2009-01-17 Thread Ludovic Courtès
Hello!

Andy Wingo wi...@pobox.com writes:

 I dropped into cachegrind, and it tells me thing about scm_gc_mark in a
 simple guile -c 1 run:

   .  void
   .  scm_gc_mark (SCM ptr)
 794,344  {
 155,170  = ???:0x00024917 (77585x)
 198,586if (SCM_IMP (ptr))
   .  return;
   .
 513,038if (SCM_GC_MARK_P (ptr))
   .  return;
   .  
  84,580if (!scm_i_marking)
   .  {
   .static const char msg[]
   .   = Should only call scm_gc_mark() during GC.;
   .scm_c_issue_deprecation_warning (msg);
   .  }
   .  
  42,290SCM_SET_GC_MARK (ptr);
  63,435scm_gc_mark_dependencies (ptr);
 2,666,432  = 
 /home/wingo/src/guile/vm/libguile/gc-mark.c:scm_gc_mark_dependencies (5222x)
 704  = 
 /usr/src/debugglibc-20081113T2206/elf/../sysdeps/i386/dl-trampoline.S:_dl_runtime_resolve
  (1x)
 595,758  }


 I think that the items on the left are cycle counts, and are of relative
 importance. The = lines are the cumulative costs of the subroutines.

This is actually the output of Callgrind, and the left column is
instruction reads (Ir), which is not directly equivalent to the cycle
count, especially on a CISC arch (it's nevertheless a good
approximation, I'm just nitpicking ;-)).

 The salient point for me is that the scm_i_marking check slows down
 this function by about 10%! Also, that the majority of the time in this
 function is in the SCM_GC_MARK_P line.

 If I thought that we'd keep our GC, I would work at inlining this
 function, i think.

But it's a macro, isn't it?

Thanks,
Ludo'.





Re: marking overhead, and on the cost of conditionals in hot code

2009-01-17 Thread Ludovic Courtès
Neil Jerram neiljer...@googlemail.com writes:

 It seems like a lot of things are starting to depend on whether or not
 we move to BDW-GC.  (This, the fix I just did for NetBSD,
 scm_init_guile, forthcoming work on threads and mutex locking
 inconsistencies, ...)  We should aim to reach a definitive decision on
 this soon!

Right.  Here's my (small) roadmap:

  1. Experiment a bit more with static allocation, notably for subrs,
 and see whether it's worth it.

  2. Provide additional benchmarking results, based on those by Clinger,
 Hansen et al., which are in the repo.  I'd like to have a
 reasonable understanding of what they do, though.

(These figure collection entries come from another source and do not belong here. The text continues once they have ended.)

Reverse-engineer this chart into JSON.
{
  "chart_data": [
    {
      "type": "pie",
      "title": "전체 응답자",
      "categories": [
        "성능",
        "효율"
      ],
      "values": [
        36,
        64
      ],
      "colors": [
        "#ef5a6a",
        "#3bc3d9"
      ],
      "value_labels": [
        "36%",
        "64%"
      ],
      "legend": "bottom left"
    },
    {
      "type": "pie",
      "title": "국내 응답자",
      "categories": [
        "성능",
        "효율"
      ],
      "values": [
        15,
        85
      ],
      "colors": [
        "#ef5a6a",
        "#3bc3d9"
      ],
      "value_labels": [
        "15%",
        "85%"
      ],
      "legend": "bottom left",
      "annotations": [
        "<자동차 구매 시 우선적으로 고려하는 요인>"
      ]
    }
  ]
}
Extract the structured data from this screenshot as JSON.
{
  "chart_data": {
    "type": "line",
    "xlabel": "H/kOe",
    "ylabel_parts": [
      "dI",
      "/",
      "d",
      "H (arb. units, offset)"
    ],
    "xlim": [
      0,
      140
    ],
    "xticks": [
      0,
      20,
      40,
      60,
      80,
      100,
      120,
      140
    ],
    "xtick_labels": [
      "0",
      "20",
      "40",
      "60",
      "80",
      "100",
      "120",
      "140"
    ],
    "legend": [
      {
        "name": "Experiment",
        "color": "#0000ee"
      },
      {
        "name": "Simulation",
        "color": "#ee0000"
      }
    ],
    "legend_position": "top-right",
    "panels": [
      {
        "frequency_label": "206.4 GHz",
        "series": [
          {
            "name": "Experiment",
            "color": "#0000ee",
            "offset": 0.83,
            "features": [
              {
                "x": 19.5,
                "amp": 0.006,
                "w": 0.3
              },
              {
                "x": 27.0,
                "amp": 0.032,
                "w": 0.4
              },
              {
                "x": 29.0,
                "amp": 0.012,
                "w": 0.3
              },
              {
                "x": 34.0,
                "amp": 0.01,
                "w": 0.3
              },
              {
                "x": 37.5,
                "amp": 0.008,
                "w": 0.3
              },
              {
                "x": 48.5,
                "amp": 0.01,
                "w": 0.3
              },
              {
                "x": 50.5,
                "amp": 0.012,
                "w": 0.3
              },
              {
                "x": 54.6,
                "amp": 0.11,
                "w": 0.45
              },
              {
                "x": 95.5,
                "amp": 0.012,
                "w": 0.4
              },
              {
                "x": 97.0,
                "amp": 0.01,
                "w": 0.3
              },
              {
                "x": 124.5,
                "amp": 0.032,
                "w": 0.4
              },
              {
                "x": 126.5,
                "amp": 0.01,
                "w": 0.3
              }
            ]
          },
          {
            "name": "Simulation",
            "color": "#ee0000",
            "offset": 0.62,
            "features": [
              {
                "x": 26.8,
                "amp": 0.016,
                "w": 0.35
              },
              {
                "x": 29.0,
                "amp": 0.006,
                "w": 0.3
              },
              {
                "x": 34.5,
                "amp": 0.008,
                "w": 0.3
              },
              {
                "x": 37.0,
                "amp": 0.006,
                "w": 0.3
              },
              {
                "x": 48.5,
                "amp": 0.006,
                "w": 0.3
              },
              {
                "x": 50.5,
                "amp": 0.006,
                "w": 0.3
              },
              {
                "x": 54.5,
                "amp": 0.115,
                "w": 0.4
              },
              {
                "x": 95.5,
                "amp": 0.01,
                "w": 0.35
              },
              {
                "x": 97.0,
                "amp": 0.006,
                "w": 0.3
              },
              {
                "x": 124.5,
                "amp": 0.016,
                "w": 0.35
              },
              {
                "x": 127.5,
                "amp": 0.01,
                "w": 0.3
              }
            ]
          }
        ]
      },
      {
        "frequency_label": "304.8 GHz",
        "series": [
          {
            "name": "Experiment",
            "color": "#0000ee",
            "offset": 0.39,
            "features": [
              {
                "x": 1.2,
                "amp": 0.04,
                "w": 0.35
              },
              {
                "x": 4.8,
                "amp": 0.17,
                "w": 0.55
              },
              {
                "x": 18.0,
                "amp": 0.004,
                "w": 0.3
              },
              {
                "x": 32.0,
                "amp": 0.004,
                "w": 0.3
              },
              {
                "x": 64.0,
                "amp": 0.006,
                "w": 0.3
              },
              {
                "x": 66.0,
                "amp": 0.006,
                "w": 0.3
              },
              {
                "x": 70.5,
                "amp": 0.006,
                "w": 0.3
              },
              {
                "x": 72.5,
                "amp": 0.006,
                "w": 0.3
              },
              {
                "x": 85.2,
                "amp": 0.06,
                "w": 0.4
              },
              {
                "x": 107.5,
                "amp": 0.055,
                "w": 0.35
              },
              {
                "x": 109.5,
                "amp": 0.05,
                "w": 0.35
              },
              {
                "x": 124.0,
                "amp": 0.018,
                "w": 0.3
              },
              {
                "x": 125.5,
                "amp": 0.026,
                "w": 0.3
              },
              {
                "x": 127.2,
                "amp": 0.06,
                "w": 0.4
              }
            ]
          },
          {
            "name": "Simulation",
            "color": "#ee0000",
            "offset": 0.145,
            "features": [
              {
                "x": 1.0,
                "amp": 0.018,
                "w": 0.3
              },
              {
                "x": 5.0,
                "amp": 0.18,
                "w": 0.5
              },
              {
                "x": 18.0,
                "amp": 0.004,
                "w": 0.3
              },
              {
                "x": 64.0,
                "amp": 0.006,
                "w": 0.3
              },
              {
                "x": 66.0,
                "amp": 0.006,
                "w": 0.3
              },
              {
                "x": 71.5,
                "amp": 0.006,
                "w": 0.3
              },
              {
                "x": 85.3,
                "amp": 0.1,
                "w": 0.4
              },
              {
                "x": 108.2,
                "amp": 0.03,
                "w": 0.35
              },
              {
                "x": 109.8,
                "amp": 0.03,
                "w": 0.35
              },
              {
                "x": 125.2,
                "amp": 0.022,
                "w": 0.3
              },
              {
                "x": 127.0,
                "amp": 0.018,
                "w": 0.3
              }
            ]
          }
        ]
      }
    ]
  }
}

Additional feedback from interested parties could also be helpful in
trying to reach a decision.

Thanks,
Ludo'.





marking overhead, and on the cost of conditionals in hot code

2009-01-16 Thread Andy Wingo
I dropped into cachegrind, and it tells me thing about scm_gc_mark in a
simple guile -c 1 run:

  .  void
  .  scm_gc_mark (SCM ptr)
794,344  {
155,170  = ???:0x00024917 (77585x)
198,586if (SCM_IMP (ptr))
  .  return;
  .
513,038if (SCM_GC_MARK_P (ptr))
  .  return;
  .  
 84,580if (!scm_i_marking)
  .  {
  .static const char msg[]
  . = Should only call scm_gc_mark() during GC.;
  .scm_c_issue_deprecation_warning (msg);
  .  }
  .  
 42,290SCM_SET_GC_MARK (ptr);
 63,435scm_gc_mark_dependencies (ptr);
2,666,432  = 
/home/wingo/src/guile/vm/libguile/gc-mark.c:scm_gc_mark_dependencies (5222x)
704  = 
/usr/src/debugglibc-20081113T2206/elf/../sysdeps/i386/dl-trampoline.S:_dl_runtime_resolve
 (1x)
595,758  }


I think that the items on the left are cycle counts, and are of relative
importance. The = lines are the cumulative costs of the subroutines.

The salient point for me is that the scm_i_marking check slows down
this function by about 10%! Also, that the majority of the time in this
function is in the SCM_GC_MARK_P line.

If I thought that we'd keep our GC, I would work at inlining this
function, i think.

Andy
-- 
http://wingolog.org/